Humanity is a giant cesspool of projection and fear. People are usually pointing fingers at everyone else saying, “It’s YOUR fault,” and “YOU make me…” and various other unconscious statements. Because of this, it’s easy to get lazy in our speech and fall into the pattern of everything being about everyone else and we lose track of ourselves, becoming unaccountable.
THEN…
We enter the “consciousness thinking” movement. We begin learning better coping skills, healthier communication styles, and empowering tools. We learn about things like accountable language (coming from an “I am feeling…” space instead of “you make me feel…”) We learn about feeling our own feelings, speaking clearly, standing up for ourselves, and being clear about boundaries. And let’s be real here, we actually learn that we NEED to have boundaries and so we begin setting boundaries everywhere and we do it defiantly, at times, like a two year old who has learned to say “no” so “NO!” is the answer for everything. We really become a pain in the ass in this “boundary recognition” phase.
THEN…
We uncover the power inside these skills and tools that we have learned and we can become very destructive and even more unaccountable than we were in the first place because we begin to use these tools as weapons. That is when things get really scary because we “enlightened” humans now become the destroyers, but we are amped up because we have all of these divine tools that we are wielding to hurt others.
The concept of “projection” is one of the most powerful tools to use for deflection purposes. When we learn about the “art of projection” – which is seeing in others what we refuse to see in ourselves, blaming or accusing them of doing something that we, ourselves, are doing, but are ignoring – we can begin to hide behind it, whenever anyone confronts us. For those committed to being victim, it is really super powerful because it becomes the reason that everyone is being mean to them. When Joe, the non-victim, says to Sally, the victim, that Sally is being lazy and not participating equally in the relationship, Sally, the victim, can very easily jump to her consciousness skills and say, “Yes, well, you’re just projecting your own shit on me,” which allows her to not even look at the possibility of truth within Joe’s complaint. It is a very powerful way that we can invalidate the person in front of us. As soon as we accuse another of projecting, we lose sight of our own accountability.
It’s tricky. Let me share an example of what I mean…
Recently, I was in a heated discussion with a friend and I was sharing with her that I was feeling angry because she was assuming I wasn’t doing something that I really was, something that she had asked me to do and I was honoring that. But, because she herself really doesn’t like to do the very thing she had asked me to do, she wasn’t doing it herself. We were going around in circles and I shared with her several things I had been experiencing in our relationship. Her reply was, “Could you be projecting your own stuff on me?”
Because I am willing to always look at myself first, I took her question as an invitation to look deeper. So I did. “Am I?” I thought. No. I wasn’t.

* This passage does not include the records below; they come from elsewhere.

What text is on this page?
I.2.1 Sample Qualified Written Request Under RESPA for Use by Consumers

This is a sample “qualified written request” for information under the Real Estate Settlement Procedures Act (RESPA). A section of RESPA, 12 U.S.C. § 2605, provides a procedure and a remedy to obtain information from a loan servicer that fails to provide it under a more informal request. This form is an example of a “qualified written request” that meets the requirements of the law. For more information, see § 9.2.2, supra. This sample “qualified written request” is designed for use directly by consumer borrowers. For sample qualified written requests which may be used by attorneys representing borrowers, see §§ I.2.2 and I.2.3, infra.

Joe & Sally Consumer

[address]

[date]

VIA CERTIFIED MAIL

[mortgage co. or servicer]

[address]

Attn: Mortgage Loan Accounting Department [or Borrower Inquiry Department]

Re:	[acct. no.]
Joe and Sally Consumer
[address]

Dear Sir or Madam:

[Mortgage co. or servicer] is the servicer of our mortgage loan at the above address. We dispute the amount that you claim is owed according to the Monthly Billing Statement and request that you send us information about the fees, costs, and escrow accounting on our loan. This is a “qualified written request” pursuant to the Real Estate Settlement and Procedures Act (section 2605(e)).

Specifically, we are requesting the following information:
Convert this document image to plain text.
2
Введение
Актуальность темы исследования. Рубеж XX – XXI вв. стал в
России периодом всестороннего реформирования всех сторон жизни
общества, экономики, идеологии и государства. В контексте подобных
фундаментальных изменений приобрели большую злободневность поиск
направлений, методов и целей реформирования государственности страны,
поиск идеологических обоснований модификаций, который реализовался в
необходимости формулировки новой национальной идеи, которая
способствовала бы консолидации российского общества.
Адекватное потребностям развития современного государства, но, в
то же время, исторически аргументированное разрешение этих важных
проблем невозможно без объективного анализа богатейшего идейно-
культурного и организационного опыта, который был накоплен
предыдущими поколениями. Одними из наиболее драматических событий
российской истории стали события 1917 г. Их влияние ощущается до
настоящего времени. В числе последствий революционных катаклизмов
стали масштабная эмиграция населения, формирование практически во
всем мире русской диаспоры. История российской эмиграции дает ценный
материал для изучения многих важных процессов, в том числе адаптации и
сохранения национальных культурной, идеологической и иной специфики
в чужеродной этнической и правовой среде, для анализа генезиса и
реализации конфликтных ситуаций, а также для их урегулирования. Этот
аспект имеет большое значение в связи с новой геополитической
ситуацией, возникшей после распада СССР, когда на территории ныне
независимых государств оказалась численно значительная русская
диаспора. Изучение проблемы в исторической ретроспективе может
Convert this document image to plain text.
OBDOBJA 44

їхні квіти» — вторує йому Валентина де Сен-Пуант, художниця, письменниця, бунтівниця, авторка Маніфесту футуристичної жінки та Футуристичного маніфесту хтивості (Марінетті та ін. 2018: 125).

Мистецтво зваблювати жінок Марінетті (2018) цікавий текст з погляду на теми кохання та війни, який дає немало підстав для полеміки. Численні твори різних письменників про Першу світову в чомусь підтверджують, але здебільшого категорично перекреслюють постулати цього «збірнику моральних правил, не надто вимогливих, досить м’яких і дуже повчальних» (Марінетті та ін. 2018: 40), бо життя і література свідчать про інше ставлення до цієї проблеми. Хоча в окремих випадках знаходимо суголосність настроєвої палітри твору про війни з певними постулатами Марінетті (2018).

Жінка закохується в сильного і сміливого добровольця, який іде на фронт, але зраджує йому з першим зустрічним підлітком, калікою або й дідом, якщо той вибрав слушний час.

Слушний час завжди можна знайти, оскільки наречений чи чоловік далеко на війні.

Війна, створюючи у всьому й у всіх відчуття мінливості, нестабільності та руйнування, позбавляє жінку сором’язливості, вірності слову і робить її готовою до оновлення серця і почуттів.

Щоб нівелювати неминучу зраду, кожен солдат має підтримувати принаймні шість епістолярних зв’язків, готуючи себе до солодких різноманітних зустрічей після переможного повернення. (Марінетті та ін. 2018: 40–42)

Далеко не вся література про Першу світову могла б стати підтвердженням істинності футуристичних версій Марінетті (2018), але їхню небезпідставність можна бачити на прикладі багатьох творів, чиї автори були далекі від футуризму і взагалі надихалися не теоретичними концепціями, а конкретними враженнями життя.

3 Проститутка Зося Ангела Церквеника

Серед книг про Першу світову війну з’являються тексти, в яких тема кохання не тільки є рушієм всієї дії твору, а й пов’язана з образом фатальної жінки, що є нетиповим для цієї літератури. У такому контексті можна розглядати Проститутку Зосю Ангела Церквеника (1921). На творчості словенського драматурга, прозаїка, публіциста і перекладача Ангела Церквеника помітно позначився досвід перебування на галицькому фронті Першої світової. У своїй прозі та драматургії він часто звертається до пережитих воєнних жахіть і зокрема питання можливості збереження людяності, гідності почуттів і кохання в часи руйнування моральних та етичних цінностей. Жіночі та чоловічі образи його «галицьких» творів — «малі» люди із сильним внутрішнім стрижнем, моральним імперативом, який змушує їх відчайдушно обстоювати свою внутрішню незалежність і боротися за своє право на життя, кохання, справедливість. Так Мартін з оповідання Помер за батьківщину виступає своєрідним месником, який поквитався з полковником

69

In that conversation, I was sharing with her my experience. I knew I was clear because the situation had been bothering me for a while, so I had actually done processing around it with my mentor. I had cleared my deflection energy, I had looked at and resolved what my issues were, and I had released any desire to project. I was experiencing the situation through my detached observer so that I could be witness to it without an emotional charge. And I was also in a space of sharing with her what I had been experiencing, without needing her to change anything. I was hoping she would be able to hear me and be willing to look at it from some other point of view, but she wasn’t. She had made up her mind that it was about what I was or was not doing and she made that clear when she turned that consciousness skill toward me as a weapon of deflection. With that one question, the proverbial finger came pointing at me and I witnessed her close off to feedback. I saw the energy of “this is your shit, not mine,” and she was done listening.

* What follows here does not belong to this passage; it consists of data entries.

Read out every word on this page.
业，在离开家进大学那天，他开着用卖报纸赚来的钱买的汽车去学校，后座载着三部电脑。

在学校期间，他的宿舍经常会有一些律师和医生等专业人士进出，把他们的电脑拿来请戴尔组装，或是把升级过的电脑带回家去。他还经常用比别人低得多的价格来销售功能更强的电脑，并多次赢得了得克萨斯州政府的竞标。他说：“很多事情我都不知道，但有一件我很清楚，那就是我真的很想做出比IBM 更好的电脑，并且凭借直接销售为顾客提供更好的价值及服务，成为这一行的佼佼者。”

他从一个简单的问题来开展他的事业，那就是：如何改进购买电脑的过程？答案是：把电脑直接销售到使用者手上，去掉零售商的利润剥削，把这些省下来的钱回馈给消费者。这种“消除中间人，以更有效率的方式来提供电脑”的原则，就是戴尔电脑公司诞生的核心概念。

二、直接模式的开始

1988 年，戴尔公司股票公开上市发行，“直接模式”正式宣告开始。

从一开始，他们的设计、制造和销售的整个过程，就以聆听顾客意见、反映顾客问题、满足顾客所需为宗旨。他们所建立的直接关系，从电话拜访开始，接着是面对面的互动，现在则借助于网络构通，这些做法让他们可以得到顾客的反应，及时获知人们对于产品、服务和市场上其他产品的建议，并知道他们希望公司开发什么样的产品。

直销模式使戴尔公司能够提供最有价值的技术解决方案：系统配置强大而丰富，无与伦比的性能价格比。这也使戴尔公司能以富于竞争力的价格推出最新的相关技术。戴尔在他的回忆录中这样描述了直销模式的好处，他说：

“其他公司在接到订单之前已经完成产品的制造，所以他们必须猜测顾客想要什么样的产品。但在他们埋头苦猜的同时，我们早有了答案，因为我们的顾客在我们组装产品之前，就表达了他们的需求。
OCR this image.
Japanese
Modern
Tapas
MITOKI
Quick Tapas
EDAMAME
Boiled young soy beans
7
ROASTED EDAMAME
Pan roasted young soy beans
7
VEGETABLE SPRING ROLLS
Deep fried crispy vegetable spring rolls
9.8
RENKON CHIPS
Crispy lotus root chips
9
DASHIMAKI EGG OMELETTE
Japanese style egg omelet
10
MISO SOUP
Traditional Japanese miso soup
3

When you have skills of consciousness in your arsenal, it does not give you license to use those against another person. These skills are the most powerful tools we have right now and to use them as a weapon and a means of staying unaccountable is more destructive than if you had remained unconscious and unaware. It is a temptation, I know, to hide behind these skills and to throw them around as a means of “putting others in their place.” Hell. I have done it a time or two in my life.
However, I also know the damage that can be caused by choosing to enter war with these consciousness skills. I have been witness to the destruction of many relationships, including my own, as a result of unaccountability in interactions. I have seen – and I have felt – what happens when another uses these tools against someone they are supposed to care about. It is the ultimate of betrayals because you are taking something that is meant to make your relationship better and twisting it into the very thing that destroys it. The damage that comes from wielding a consciousness tool as a weapon is often times irreparable because these tools are meant to breed integrity, transparency, and connection by bringing us into total accountability. When used for the opposite effect, it is utterly destructive.

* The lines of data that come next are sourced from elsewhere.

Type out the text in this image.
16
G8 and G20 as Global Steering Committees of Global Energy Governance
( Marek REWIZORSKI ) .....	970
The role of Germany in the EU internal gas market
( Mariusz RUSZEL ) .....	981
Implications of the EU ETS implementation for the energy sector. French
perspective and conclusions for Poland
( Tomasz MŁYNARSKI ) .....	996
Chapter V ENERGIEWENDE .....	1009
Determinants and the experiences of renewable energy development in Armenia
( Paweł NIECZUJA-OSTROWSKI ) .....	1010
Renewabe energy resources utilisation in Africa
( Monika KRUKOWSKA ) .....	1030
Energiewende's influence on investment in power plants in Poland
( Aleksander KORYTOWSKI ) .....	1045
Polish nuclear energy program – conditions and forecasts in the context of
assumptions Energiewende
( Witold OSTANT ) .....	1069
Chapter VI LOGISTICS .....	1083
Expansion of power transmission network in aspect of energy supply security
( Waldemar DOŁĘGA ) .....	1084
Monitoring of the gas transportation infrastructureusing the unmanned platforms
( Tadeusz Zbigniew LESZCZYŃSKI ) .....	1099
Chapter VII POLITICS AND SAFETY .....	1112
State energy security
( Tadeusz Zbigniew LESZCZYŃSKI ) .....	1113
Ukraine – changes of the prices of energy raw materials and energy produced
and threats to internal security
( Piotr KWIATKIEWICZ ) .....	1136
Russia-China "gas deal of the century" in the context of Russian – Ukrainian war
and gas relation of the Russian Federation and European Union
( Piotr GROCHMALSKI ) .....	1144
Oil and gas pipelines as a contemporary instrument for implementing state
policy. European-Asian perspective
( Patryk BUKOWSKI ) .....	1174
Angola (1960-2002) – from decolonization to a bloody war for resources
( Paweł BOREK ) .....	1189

So, my Dear Profoundly Powerful Sensitives, if you feel yourself becoming energetically defensive, if you feel a desire to fight back and begin using the consciousness skills against your loved one, be on your game and be kind to yourself and the other by requesting a time out. Ask for a few minutes to gather yourself. Breathe. Take a step back. Clear your mind. Get acutely aware of where you are, what you’re experiencing, and choose your words wisely. And before you reengage with the conversation, step into radical accountability and listen through the other’s ears so that you can hear yourself first.